»Do you know that poem of Sappho about her hands in the stars. ... I am curiously sapphic. And this is so remarkable – not only am I sapphic, I find in all the works of all the greatest writers, especially in their unedited letters, some touch, some sign of myself – some resemblance, some part of myself, like a thousand reflections of my own hands in a dark mirror.«
»But what a bother,« said I.
»I do not know what you mean by ›bother‹; is it rather the curse of my genius. ...« She paused suddenly, staring at me. »Do you know my tragedy?« she asked.
I shook my head.
»My tragedy is my mother. Living with her I live with the coffin of my unborn aspirations. You heard that about the safety-pin to-night. It may seem to you a little thing, but it ruined my three first gestures. They were –«
»Impaled on a safety-pin,« I suggested.
»Yes, exactly that. And when we are in Vienna I am the victim of moods, you know. I long to do wild, passionate things. And mamma says, ›Please pour out my mixture first.‹ Once I remember I flew into a rage and threw a wash-stand jug out of the window. Do you know what she said? ›Sonia, it is not so much throwing things out of windows, if only you would –‹«
»Choose something smaller?« said I.
»No ... ›tell me about it beforehand.‹ Humiliating! And I do not see any possible light out of this darkness.«
»Why don't you join a touring company and leave your mother in Vienna?«
»What! Leave my poor, little, sick, widowed mother in Vienna! Sooner than that I would drown myself. I love my mother as I love nobody else in the world – nobody and nothing! Do you think it is impossible to love one's tragedy? ›Out of my great sorrows I make my little songs,‹ that is Heine or myself.«
»Oh, well, that's all right,« I said cheerfully.

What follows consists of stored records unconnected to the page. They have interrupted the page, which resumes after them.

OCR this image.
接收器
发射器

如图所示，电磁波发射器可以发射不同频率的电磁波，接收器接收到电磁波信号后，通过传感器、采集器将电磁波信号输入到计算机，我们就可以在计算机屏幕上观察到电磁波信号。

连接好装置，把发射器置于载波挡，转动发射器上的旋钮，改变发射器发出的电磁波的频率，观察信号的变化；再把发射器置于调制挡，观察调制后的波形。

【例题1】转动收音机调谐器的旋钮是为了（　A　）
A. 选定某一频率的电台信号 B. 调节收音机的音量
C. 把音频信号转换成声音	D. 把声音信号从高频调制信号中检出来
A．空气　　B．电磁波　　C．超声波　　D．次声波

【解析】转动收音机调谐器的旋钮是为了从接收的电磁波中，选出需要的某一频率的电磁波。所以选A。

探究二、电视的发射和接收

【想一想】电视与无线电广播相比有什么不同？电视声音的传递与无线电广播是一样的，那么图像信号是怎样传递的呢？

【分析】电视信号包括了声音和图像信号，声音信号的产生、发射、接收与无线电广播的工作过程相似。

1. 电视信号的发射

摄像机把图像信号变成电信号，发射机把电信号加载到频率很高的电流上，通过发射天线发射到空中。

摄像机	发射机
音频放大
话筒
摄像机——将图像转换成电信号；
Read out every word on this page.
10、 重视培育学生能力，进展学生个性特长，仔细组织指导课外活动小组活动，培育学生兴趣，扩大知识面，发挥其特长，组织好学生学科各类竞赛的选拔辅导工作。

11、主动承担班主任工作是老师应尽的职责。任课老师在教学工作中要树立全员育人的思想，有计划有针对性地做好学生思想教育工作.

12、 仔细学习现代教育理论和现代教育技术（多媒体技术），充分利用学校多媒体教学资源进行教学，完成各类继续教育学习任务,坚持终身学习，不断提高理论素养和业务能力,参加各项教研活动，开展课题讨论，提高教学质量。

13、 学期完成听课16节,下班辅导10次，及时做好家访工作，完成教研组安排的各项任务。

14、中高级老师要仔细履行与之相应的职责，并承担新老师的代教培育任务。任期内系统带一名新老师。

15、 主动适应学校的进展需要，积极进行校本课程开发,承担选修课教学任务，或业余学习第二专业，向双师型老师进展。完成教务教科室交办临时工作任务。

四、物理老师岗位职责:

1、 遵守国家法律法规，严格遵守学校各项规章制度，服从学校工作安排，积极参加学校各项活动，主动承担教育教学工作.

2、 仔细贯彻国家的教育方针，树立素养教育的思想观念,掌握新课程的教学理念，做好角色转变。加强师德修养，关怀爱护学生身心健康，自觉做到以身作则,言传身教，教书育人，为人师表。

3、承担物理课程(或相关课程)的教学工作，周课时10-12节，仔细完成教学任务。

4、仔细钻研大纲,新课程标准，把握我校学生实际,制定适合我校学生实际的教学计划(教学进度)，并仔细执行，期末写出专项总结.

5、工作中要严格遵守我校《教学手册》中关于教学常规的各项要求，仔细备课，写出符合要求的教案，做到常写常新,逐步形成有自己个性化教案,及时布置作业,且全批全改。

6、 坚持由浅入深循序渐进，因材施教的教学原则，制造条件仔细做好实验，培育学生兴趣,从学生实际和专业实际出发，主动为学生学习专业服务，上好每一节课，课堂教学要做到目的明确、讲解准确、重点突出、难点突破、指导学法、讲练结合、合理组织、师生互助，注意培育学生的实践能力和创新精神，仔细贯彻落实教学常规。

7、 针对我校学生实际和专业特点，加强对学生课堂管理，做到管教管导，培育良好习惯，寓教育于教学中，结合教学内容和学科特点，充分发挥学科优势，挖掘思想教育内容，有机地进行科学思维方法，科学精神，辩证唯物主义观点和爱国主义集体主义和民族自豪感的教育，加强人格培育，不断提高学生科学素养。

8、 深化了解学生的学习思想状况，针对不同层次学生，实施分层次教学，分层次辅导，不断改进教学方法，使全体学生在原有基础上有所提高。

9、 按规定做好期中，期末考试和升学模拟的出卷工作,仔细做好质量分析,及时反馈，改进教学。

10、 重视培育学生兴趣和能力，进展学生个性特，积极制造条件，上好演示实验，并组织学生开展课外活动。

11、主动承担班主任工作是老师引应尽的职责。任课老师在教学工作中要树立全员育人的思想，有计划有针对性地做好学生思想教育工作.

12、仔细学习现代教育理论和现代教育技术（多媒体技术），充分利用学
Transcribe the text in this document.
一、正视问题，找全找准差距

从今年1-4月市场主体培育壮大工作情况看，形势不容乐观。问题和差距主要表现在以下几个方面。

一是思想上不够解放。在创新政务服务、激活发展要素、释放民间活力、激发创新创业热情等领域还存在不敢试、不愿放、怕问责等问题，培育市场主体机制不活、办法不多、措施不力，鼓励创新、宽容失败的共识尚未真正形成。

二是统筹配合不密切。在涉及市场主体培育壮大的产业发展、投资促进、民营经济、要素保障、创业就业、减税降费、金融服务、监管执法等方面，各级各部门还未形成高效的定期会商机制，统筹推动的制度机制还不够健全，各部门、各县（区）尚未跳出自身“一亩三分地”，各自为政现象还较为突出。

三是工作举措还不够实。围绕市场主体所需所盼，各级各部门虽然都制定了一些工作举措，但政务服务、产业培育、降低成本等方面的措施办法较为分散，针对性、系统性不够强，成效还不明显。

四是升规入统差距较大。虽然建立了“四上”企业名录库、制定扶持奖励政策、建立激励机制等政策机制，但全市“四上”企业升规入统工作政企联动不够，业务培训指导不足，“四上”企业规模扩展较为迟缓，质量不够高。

»But it is not all right!«
I suggested we should turn back. We turned.
»Sometimes I think the solution lies in marriage,« said Fräulein Sonia. »If I find a simple, peaceful man who adores me and will look after mamma – a man who would be for me a pillow – for genius cannot hope to mate – I shall marry him. ... You know the Herr Professor has paid me very marked attentions.«
»Oh, Fräulein Sonia,« I said, very pleased with myself, »why not marry him to your mother?« We were passing the hairdresser's shop at the moment. Fräulein Sonia clutched my arm.
»You, you,« she stammered. »The cruelty. I am going to faint. Mamma to marry again before I marry – the indignity. I am going to faint here and now.«
I was frightened. »You can't,« I said, shaking her. »Come back to the pension and faint as much as you please. But you can't faint here. All the shops are closed. There is nobody about.